Could Dungeons & Dragons become the future of esports? Hasbro's CEO seems to think so.
Speaking to Jim Cramer of Mad Money yesterday, Hasbro CEO Brian Goldner mentioned that Dungeons & Dragons was "ripe for esports competition," citing the game's strong online presence and immersive gameplay.
Goldner was speaking to Cramer after Hasbro's stock jumped by over 12% on Monday, a result of strong quarterly profits and revenue that exceeded Wall Street estimates. Cramer mentioned that Goldner had singled out Dungeons & Dragons as a strong performer for Hasbro, leading to Cramer noting that he had considered the game to be a bit of a "dead brand."
"People are more into Dungeons & Dragons today than ever before," Goldner said. "People are re-engaged with that brand because it's a face-to-face game, it's immersive and it's a game that people really enjoy playing with one another."
Goldner also mentioned that D&D had just announced a crossover with Magic: The Gathering and that Magic was also enjoying some success with their upcoming Magic: Arena mobile game, which has over 1 million players for the beta. Goldner said there were more plans for a "suite" of digital games based on Dungeons & Dragons and Magic: The Gathering, and he believed that there was still more room for the games to move into some sort of competitive esports landscape.
Based on the context of Goldner's comments, it seems that he thinks that one of the D&D mobile/digital games could become a platform for esports competition, but it's possible that he also meant a more traditional version of the game.While Dungeons & Dragons fans might scoff at the idea of the game being used for competitive esports, the game does have a strong online presence thanks to its Twitch channel. Also, there's a history of competitive D&D gameplay - albeit not in a PvP landscape. For instance, Gary Gygax designed the original Tomb of Horrors for D&D tournament play - an extra hard dungeon to challenge supposedly invincible PCs. I have to admit, it might be fun to see teams like Vox Machina or the Wafflecrew take on a ridiculous dungeon, just to see who would survive.
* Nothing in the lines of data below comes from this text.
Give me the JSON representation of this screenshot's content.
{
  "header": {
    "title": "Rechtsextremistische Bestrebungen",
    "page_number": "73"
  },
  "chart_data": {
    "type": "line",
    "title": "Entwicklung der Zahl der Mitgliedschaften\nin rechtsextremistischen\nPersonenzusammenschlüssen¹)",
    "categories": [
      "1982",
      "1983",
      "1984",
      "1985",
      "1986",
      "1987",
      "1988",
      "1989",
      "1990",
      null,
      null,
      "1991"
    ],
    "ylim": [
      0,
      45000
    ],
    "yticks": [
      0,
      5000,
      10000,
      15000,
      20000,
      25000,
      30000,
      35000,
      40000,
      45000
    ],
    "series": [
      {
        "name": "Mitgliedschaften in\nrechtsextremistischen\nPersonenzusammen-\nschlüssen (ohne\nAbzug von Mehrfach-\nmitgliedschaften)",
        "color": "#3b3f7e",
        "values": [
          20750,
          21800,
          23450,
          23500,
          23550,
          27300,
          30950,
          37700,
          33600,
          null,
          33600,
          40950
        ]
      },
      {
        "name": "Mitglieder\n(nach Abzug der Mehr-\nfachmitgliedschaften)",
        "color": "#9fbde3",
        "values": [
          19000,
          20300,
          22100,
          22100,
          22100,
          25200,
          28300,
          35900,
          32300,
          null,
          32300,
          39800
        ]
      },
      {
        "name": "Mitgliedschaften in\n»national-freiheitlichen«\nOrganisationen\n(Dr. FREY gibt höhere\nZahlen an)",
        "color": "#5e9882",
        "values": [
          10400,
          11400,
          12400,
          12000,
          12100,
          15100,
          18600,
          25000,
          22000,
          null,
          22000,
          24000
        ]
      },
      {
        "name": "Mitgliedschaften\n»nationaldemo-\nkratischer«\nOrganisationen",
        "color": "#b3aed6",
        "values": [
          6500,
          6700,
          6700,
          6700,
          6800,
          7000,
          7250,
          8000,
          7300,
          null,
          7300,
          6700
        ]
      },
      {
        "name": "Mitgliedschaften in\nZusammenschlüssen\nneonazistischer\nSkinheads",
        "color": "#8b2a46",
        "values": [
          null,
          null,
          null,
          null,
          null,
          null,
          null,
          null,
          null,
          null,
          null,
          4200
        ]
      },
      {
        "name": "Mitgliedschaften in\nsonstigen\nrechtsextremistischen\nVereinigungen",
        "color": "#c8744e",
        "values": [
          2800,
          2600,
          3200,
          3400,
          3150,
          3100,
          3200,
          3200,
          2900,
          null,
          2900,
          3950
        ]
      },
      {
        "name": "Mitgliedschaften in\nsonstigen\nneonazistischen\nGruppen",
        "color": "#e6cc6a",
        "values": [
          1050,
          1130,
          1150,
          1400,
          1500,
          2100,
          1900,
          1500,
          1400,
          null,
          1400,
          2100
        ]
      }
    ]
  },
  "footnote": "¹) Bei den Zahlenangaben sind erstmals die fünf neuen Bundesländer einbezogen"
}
In addition, D&D's Adventurer's League already provides standardized rules for organized play. The purpose of Adventurer's League gameplay is for players to be able to level up a character and bring it to any Adventurer's League table without issue. Hypothetically, it wouldn't be too hard to introduce a competitive aspect to Adventurer's League gameplay - assigning characters individual sub-missions to compete for points that could lead to a bigger competition down the line.